UPDATE JAN 2014 Penny visited the school in November 2013, and reports: I am happy to report a happy and enthusiastic ethos in the school. It is small enough for personal attention to be given to each child and the leadership qualities shown by Patience and her Headteacher, Mr. Okra, a teacher now in retirement, are excellent. I particularly appreciated the interest shown in the world outside immediate school matters, such as the implications of the new trunk road, developments in education, issues of gender equality, emphasis on being able to communicate effectively with visitors from abroad, interest in mental and sexual health…
Pupils who live far away from the school stay in a hostel made available by the owner. It is very basic, with one room for the girls and one for the boys and most children sleeping on mats on the floor. The boarders look after themselves: they do their own cooking and hygiene, and the very young ones are cared for by the older ones. This is an education in itself. They are doing well, and Patience valiantly supplies constant emotional and practical support.
A building housing two new classrooms had been built away from the Primary building, and the grant received via GSA of £4000 in memory of Pamela Lewis is bieng used, as intended, to complete the third classroom. The pictures show that roof, floor and window and door frames are still to be completed. The pupils are contributing much to the building project: they cleared the land and did some of the labouring work. The teachers are energetic and well-motivated and inspire a serious, focused attitude in their students.
I took a portrait on canvas of Pamela Lewis, which is now framed and hangs in the school office. I feel that students in the school are getting exceptional opportunities for developing their curiosity and understanding of the outside world and their position in it. I really enjoyed the dance, recitation and acting display they put on for me. I left gifts of library story books, 2 footballs, pens and pencils, a small cash gift for the teachers and a little money for the new classroom.

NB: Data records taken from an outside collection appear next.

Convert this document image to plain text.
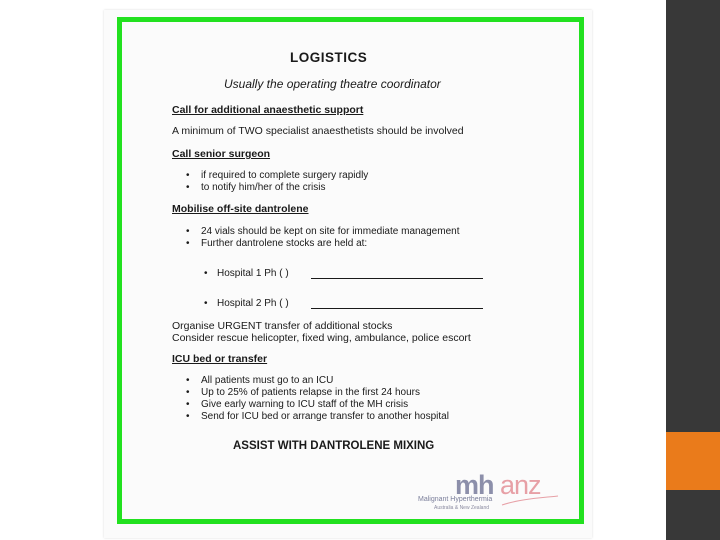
LOGISTICS
Usually the operating theatre coordinator
Call for additional anaesthetic support
A minimum of TWO specialist anaesthetists should be involved
Call senior surgeon
• if required to complete surgery rapidly
• to notify him/her of the crisis
Mobilise off-site dantrolene
• 24 vials should be kept on site for immediate management
• Further dantrolene stocks are held at:
• Hospital 1 Ph ( )
• Hospital 2 Ph ( )
Organise URGENT transfer of additional stocks
Consider rescue helicopter, fixed wing, ambulance, police escort
ICU bed or transfer
• All patients must go to an ICU
• Up to 25% of patients relapse in the first 24 hours
• Give early warning to ICU staff of the MH crisis
• Send for ICU bed or arrange transfer to another hospital
ASSIST WITH DANTROLENE MIXING
mh anz
Malignant Hyperthermia
Australia & New Zealand
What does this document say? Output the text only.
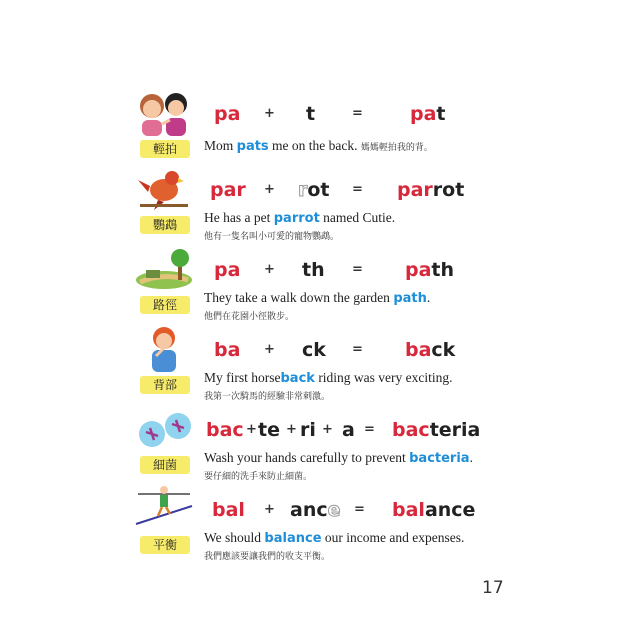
輕拍
pa + t	= pat
Mom pats me on the back. 媽媽輕拍我的背。
鸚鵡
par + rot = parrot
He has a pet parrot named Cutie.
他有一隻名叫小可愛的寵物鸚鵡。
路徑
pa + th = path
They take a walk down the garden path.
他們在花園小徑散步。
背部
ba + ck = back
My first horseback riding was very exciting.
我第一次騎馬的經驗非常刺激。
細菌
bac + te + ri + a = bacteria
Wash your hands carefully to prevent bacteria.
要仔細的洗手來防止細菌。
平衡
bal + ance = balance
We should balance our income and expenses.
我們應該要讓我們的收支平衡。
17
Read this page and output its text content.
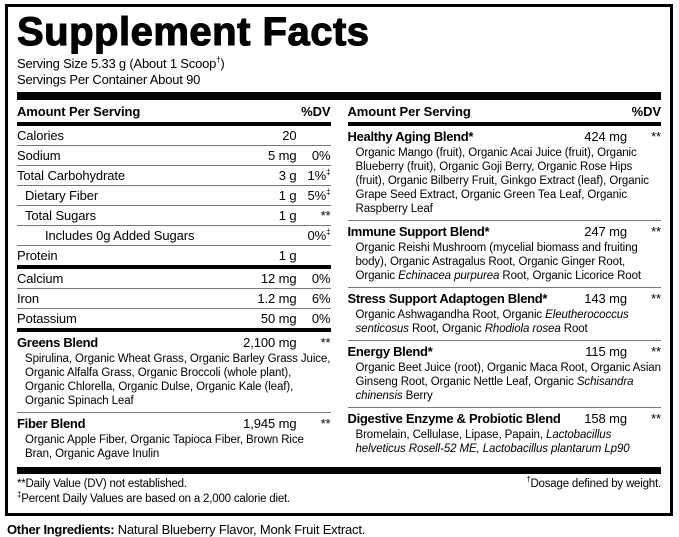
Supplement Facts
Serving Size 5.33 g (About 1 Scoop†)
Servings Per Container About 90
Amount Per Serving	%DV
Calories	20
Sodium	5 mg	0%
Total Carbohydrate	3 g 1%‡
Dietary Fiber	1 g 5%‡
Total Sugars	1 g	**
Includes 0g Added Sugars	0%‡
Protein	1 g
Calcium	12 mg	0%
Iron	1.2 mg	6%
Potassium	50 mg	0%
Greens Blend	2,100 mg	**
Spirulina, Organic Wheat Grass, Organic Barley Grass Juice, Organic Alfalfa Grass, Organic Broccoli (whole plant), Organic Chlorella, Organic Dulse, Organic Kale (leaf), Organic Spinach Leaf
Fiber Blend	1,945 mg	**
Organic Apple Fiber, Organic Tapioca Fiber, Brown Rice Bran, Organic Agave Inulin
Amount Per Serving	%DV
Healthy Aging Blend*	424 mg	**
Organic Mango (fruit), Organic Acai Juice (fruit), Organic Blueberry (fruit), Organic Goji Berry, Organic Rose Hips (fruit), Organic Bilberry Fruit, Ginkgo Extract (leaf), Organic Grape Seed Extract, Organic Green Tea Leaf, Organic Raspberry Leaf
Immune Support Blend*	247 mg	**
Organic Reishi Mushroom (mycelial biomass and fruiting body), Organic Astragalus Root, Organic Ginger Root, Organic Echinacea purpurea Root, Organic Licorice Root
Stress Support Adaptogen Blend*	143 mg	**
Organic Ashwagandha Root, Organic Eleutherococcus senticosus Root, Organic Rhodiola rosea Root
Energy Blend*	115 mg	**
Organic Beet Juice (root), Organic Maca Root, Organic Asian Ginseng Root, Organic Nettle Leaf, Organic Schisandra chinensis Berry
Digestive Enzyme & Probiotic Blend	158 mg	**
Bromelain, Cellulase, Lipase, Papain, Lactobacillus helveticus Rosell-52 ME, Lactobacillus plantarum Lp90
**Daily Value (DV) not established.
‡Percent Daily Values are based on a 2,000 calorie diet.
†Dosage defined by weight.
Other Ingredients: Natural Blueberry Flavor, Monk Fruit Extract.
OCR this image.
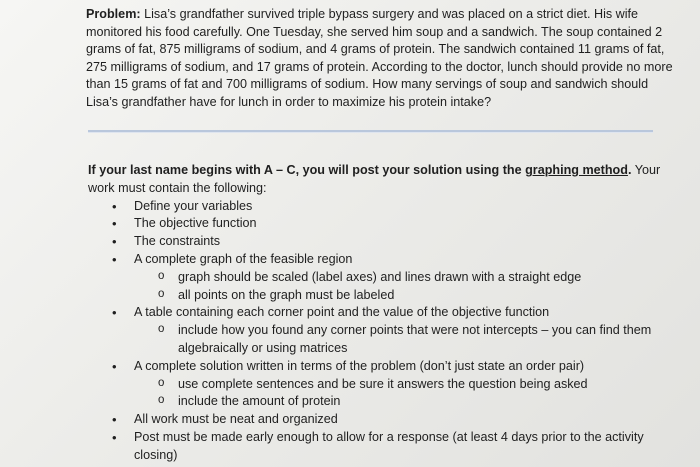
Problem: Lisa’s grandfather survived triple bypass surgery and was placed on a strict diet. His wife monitored his food carefully. One Tuesday, she served him soup and a sandwich. The soup contained 2 grams of fat, 875 milligrams of sodium, and 4 grams of protein. The sandwich contained 11 grams of fat, 275 milligrams of sodium, and 17 grams of protein. According to the doctor, lunch should provide no more than 15 grams of fat and 700 milligrams of sodium. How many servings of soup and sandwich should Lisa’s grandfather have for lunch in order to maximize his protein intake?
If your last name begins with A – C, you will post your solution using the graphing method. Your work must contain the following:
• Define your variables
• The objective function
• The constraints
• A complete graph of the feasible region
o graph should be scaled (label axes) and lines drawn with a straight edge
o all points on the graph must be labeled
• A table containing each corner point and the value of the objective function
o include how you found any corner points that were not intercepts – you can find them algebraically or using matrices
• A complete solution written in terms of the problem (don’t just state an order pair)
o use complete sentences and be sure it answers the question being asked
o include the amount of protein
• All work must be neat and organized
• Post must be made early enough to allow for a response (at least 4 days prior to the activity closing)
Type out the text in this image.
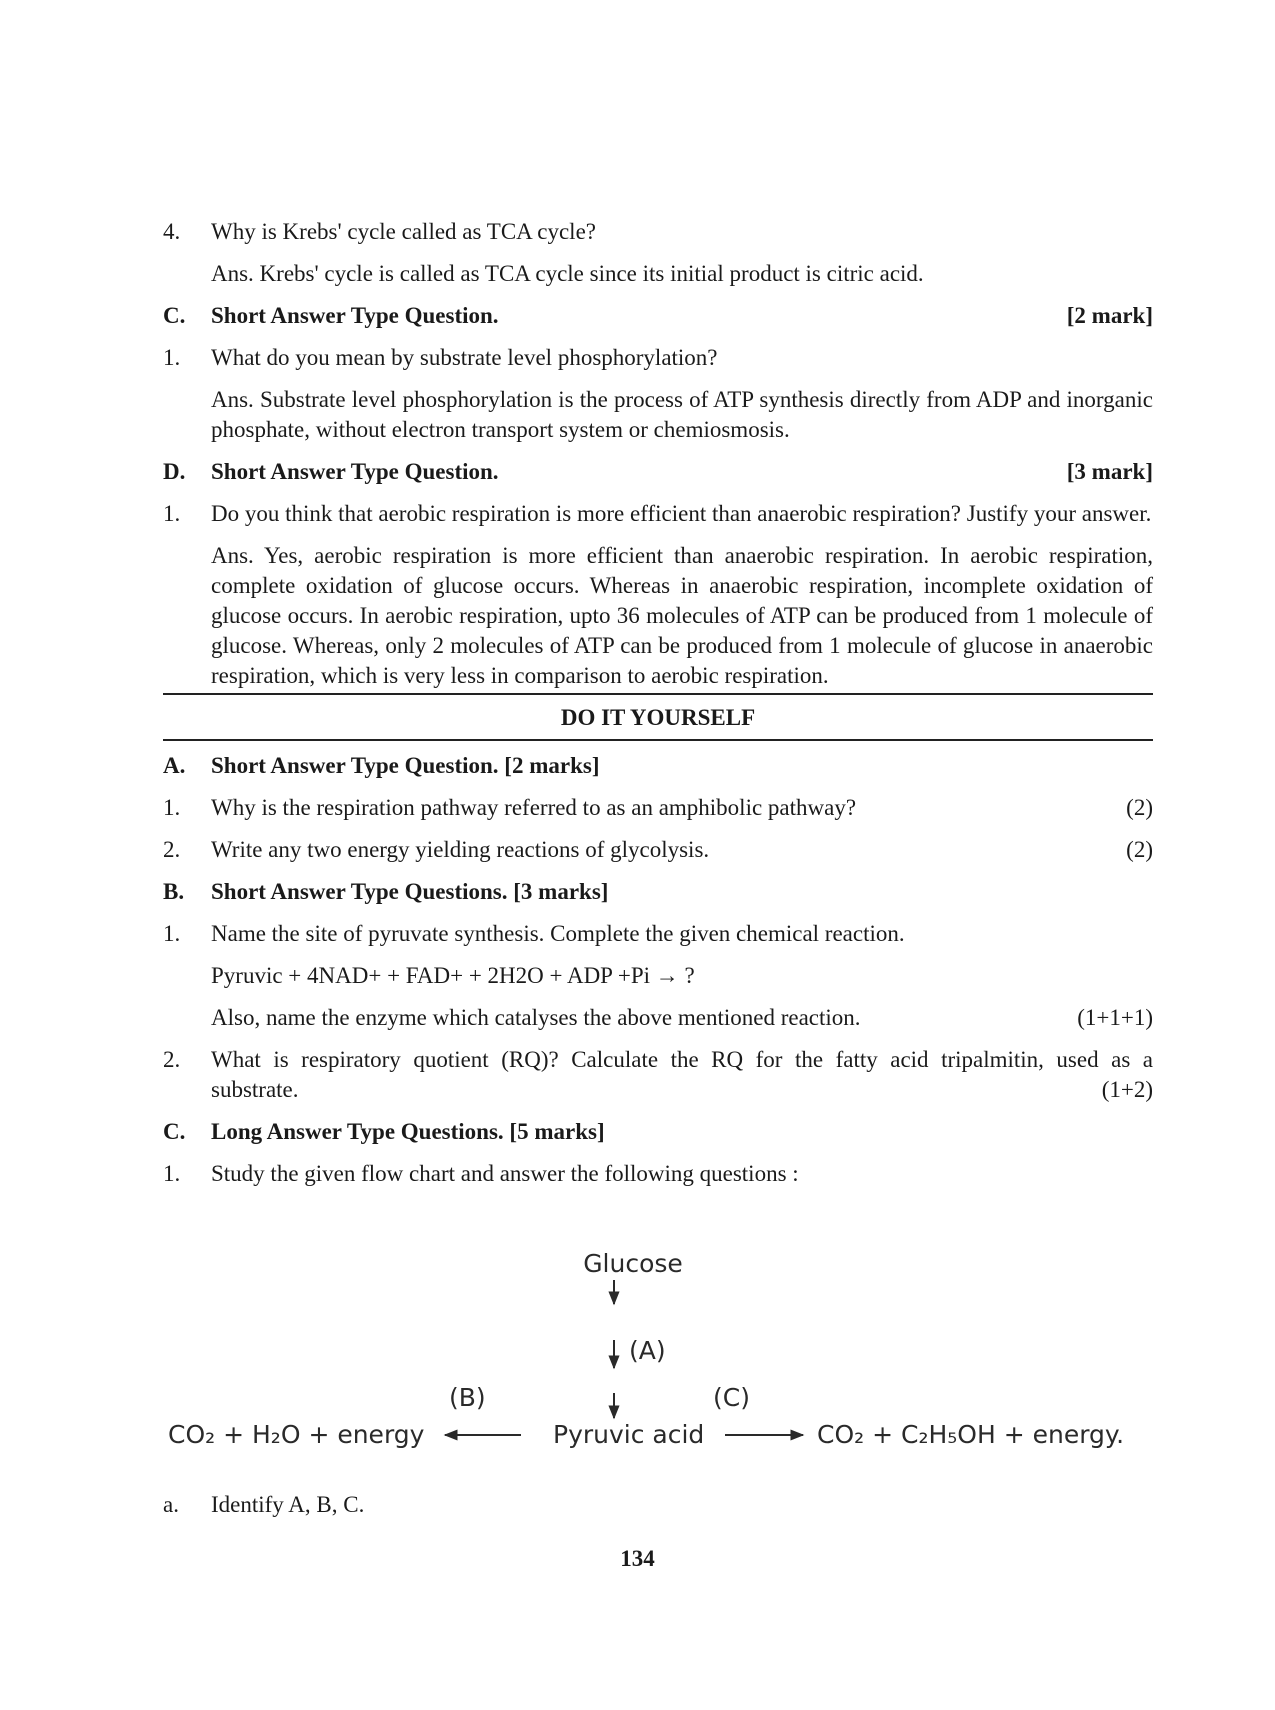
4.	Why is Krebs' cycle called as TCA cycle?
Ans. Krebs' cycle is called as TCA cycle since its initial product is citric acid.
C.	Short Answer Type Question.	[2 mark]
1.	What do you mean by substrate level phosphorylation?
Ans. Substrate level phosphorylation is the process of ATP synthesis directly from ADP and inorganic phosphate, without electron transport system or chemiosmosis.
D.	Short Answer Type Question.	[3 mark]
1.	Do you think that aerobic respiration is more efficient than anaerobic respiration? Justify your answer.
Ans. Yes, aerobic respiration is more efficient than anaerobic respiration. In aerobic respiration, complete oxidation of glucose occurs. Whereas in anaerobic respiration, incomplete oxidation of glucose occurs. In aerobic respiration, upto 36 molecules of ATP can be produced from 1 molecule of glucose. Whereas, only 2 molecules of ATP can be produced from 1 molecule of glucose in anaerobic respiration, which is very less in comparison to aerobic respiration.
DO IT YOURSELF
A.	Short Answer Type Question. [2 marks]
1.	Why is the respiration pathway referred to as an amphibolic pathway?	(2)
2.	Write any two energy yielding reactions of glycolysis.	(2)
B.	Short Answer Type Questions. [3 marks]
1.	Name the site of pyruvate synthesis. Complete the given chemical reaction.
Pyruvic + 4NAD+ + FAD+ + 2H2O + ADP +Pi → ?
Also, name the enzyme which catalyses the above mentioned reaction.	(1+1+1)
2.	What is respiratory quotient (RQ)? Calculate the RQ for the fatty acid tripalmitin, used as a
substrate.	(1+2)
C.	Long Answer Type Questions. [5 marks]
1.	Study the given flow chart and answer the following questions :
Glucose
(A)
(B)	(C)
CO₂ + H₂O + energy	Pyruvic acid	CO₂ + C₂H₅OH + energy.
a.	Identify A, B, C.
134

A play about king Solomon dispensing justice
The Pamela Lewis classroom in November 2013
Patience with Pamela Lewis’s portrait
UPDATE MARCH 2016 Thanks to the generosity of a single GSA supporter, we were able to send enough money to buy 34 desks for the Junior High School (see pictures below), 15 stools for the kindergarten and renew window screens both in the school office and at the school hostel. In July 2015, Patience wrote, “Our hearts are filled with joy to say a Big Thank You to GSA and our dear sponsor.” In February 2016, GSA agreed that money raised at the funeral of Pamela Lewis’s brother, Graham, should be sent to Cambridge-Bethel so that Patience can finish off plastering a wall of the Pamela Lewis classroom and getting a portrait of Pamela painted on to it. Our grateful thanks to the Lewis family who made this possible.
UPDATE February 2017 With the support of GSA who made it their 30th Anniversary Appeal, Penny launched an appeal to supporters of the J.Bedu Memorial Fund to raise £5000 to help both the Cambridge-Bethel School and the J.Bedu LA Primary School. Cambridge-Bethel now has a 4-cubicle KVIP toilet block situated near its Junior High classrooms. The project was completed quickly and within budget, so thank you so much to all financial supporters, builders, supervisor Grace and pupils for their generosity and hard work. The KVIPs will make a huge difference to the pupils.